An early drive of Audi's version of the Taycan reveals some worthy differences.
Despite being part of the same company, Audi and Porsche continue to compete like old rivals. Both companies share an electric-car platform dubbed J1, and both are building similar battery-powered models atop it. Porsche's Taycan launched about a year ago, and now Audi is letting us sample its gorgeous e-tron GT. We spent a day behind the wheel of a camouflaged RS e-tron GT—that's the spicy one—the 590-hp version with the 670-hp Taycan Turbo in the crosshairs.
The hardware that gives the Taycan such impressive handling and acceleration carries into the e-tron GT. This includes two electric motors that provide all-wheel drive, a liquid-cooled 83.7-kWh lithium-ion battery pack, a two-speed rear transmission, three-chamber air springs, rear-wheel steering, and a torque-vectoring rear end.
Under overboost conditions and when using the launch-control function, the estimated 590 horsepower temporarily rises to around 637 horsepower. We expect the sprint to 60 mph will take about 3.0 seconds, and top speed is governed at 155 mph. The basic e-tron GT will make 510 horsepower, or 12 horses fewer than a Taycan 4S.
On the tight, sometimes slippery but rather empty roads on the Greek island of Rhodes, the RS e-tron GT was able to show off its handling. After the drive, Audi set up a drag race where speeds reached an indicated 135 mph. The shift from first to second gear, by the way, was clearly noticeable under full acceleration, but it is barely noticeable on the road, where the upshift happens around 45 mph in Sport mode. In range-optimized modes, the RS e-tron takes off in second gear.
The suspension tune is rather soft, but the adaptive dampers stiffen in an instant. Lightning-quick step-off acceleration and the variable torque distribution give the e-tron GT nearly all of the agility and acceleration of the Taycan Turbo S. This is despite a claimed 4600-pound curb weight, which we think will be closer to 5000 when United States-spec cars are finalized. Audi engineers left in a bit of body roll, giving the driver a good sense of reaching the limits of adhesion, while the steering is pleasantly light. The RS e-tron GT is a fantastic performer, but it has a distinct character. It feels a bit less darty than the Taycan, and it is a bit more comfortable and relaxing on long drives.

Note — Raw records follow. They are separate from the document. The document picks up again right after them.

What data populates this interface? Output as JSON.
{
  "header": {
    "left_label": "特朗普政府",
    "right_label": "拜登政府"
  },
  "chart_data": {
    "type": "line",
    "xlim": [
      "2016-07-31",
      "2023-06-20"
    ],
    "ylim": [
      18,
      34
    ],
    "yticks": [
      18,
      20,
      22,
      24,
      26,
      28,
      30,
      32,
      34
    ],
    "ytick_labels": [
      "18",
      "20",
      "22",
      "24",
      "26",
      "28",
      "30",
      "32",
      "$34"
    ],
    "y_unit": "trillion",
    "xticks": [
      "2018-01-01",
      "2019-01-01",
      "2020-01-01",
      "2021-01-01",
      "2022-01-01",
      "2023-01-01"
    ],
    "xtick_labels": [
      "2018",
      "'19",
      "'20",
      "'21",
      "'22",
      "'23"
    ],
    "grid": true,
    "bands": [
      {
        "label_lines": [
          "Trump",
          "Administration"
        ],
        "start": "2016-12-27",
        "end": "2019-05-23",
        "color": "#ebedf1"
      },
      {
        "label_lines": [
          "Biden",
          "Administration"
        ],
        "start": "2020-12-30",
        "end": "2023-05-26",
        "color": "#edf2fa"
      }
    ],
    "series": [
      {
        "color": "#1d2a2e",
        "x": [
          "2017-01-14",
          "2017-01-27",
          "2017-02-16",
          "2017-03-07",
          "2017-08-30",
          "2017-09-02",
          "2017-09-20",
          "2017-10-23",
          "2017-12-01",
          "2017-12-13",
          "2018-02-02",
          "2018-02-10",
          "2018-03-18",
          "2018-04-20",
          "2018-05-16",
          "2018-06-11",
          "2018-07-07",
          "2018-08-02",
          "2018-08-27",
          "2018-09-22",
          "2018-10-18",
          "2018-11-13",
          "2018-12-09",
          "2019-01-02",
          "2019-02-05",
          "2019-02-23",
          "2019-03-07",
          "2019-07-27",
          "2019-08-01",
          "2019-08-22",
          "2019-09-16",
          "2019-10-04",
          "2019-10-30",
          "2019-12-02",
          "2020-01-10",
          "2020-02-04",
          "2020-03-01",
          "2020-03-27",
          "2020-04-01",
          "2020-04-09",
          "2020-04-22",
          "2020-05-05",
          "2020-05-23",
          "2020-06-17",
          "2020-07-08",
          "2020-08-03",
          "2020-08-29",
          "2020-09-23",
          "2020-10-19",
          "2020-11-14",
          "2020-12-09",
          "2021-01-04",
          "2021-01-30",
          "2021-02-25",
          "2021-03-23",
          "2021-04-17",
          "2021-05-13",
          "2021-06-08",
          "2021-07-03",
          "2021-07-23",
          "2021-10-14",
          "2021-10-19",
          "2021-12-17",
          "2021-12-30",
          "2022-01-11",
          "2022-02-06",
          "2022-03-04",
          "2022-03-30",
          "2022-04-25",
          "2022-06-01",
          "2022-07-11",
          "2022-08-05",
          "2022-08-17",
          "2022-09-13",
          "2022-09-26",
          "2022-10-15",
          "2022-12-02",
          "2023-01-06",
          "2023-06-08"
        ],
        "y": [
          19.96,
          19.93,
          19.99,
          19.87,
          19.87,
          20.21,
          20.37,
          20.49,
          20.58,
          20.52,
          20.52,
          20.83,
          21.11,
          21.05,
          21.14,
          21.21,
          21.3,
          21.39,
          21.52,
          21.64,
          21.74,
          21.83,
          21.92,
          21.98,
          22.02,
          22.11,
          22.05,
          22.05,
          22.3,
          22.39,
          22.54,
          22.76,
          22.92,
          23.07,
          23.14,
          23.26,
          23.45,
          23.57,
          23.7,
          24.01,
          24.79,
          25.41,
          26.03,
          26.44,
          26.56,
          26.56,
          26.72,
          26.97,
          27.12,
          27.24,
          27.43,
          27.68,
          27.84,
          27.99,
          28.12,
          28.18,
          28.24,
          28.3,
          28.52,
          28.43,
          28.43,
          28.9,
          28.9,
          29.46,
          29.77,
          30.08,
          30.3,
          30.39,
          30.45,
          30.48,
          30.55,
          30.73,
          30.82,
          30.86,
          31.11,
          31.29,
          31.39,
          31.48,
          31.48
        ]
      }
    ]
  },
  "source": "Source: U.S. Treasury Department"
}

Inside, there is a wide, horizontal, and angular dash that takes the futuristic design of e-tron SUV to the next level. Audi concealed the instrument panel, but we took a peek and liked what we saw. As in the Taycan, driver and passengers sit low. But it's comfortable, and the room in the rear seat is ample. The e-tron GT has three seats in back. The middle seat is raised and narrow. The large steering wheel is a key differentiator from Taycan, the mirrors are conventional instead of camera-based units on European versions of the e-tron SUV, and Audi has resisted the trend of retracting door handles.
A fixed panoramic roof will be standard. A carbon-fiber roof is optional and reduces weight by 18 pounds. Like the Taycan, the GT is a sedan. There's a 12-cubic-foot trunk with a small opening and a frunk (front trunk) with 3 cubic feet of storage. Audi is considering adding a hatchback version, possibly because Porsche will be adding a hatchback Taycan Cross Turismo next year. The structure is largely made from steel with some aluminum components, and almost all body panels with the exception of the roof are made from aluminum.
The body has a beautiful shape, with a fastback look and the right amount of aggressiveness from its creases and bulging fenders. It's hard to imagine that Audi could have pulled off the design if they had to package a powerful gasoline engine under the hood. RS versions don't get too much external differentiation. Spotters will have to check the nose for a honeycomb pattern in the grille and, of course, the RS badges.
Audi claims a 249-mile range in the Euro cycle for the non-RS, but it isn't ready to release the details on the RS version. We'll assume it is less than the base model. Driven hard, we watched the range drop precipitously, so if you head out to hammer on the RS e-tron GT, set aside some time and a plan to recharge.
Final pricing is not yet available, but we're estimating a starting price the equivalent of $163,000, which makes the Audi RS e-tron GT about $12,000 less than the Taycan Turbo. We expect a similar difference when the Audi arrives in the U.S. next year, an important differentiator that works in the Audi's favor.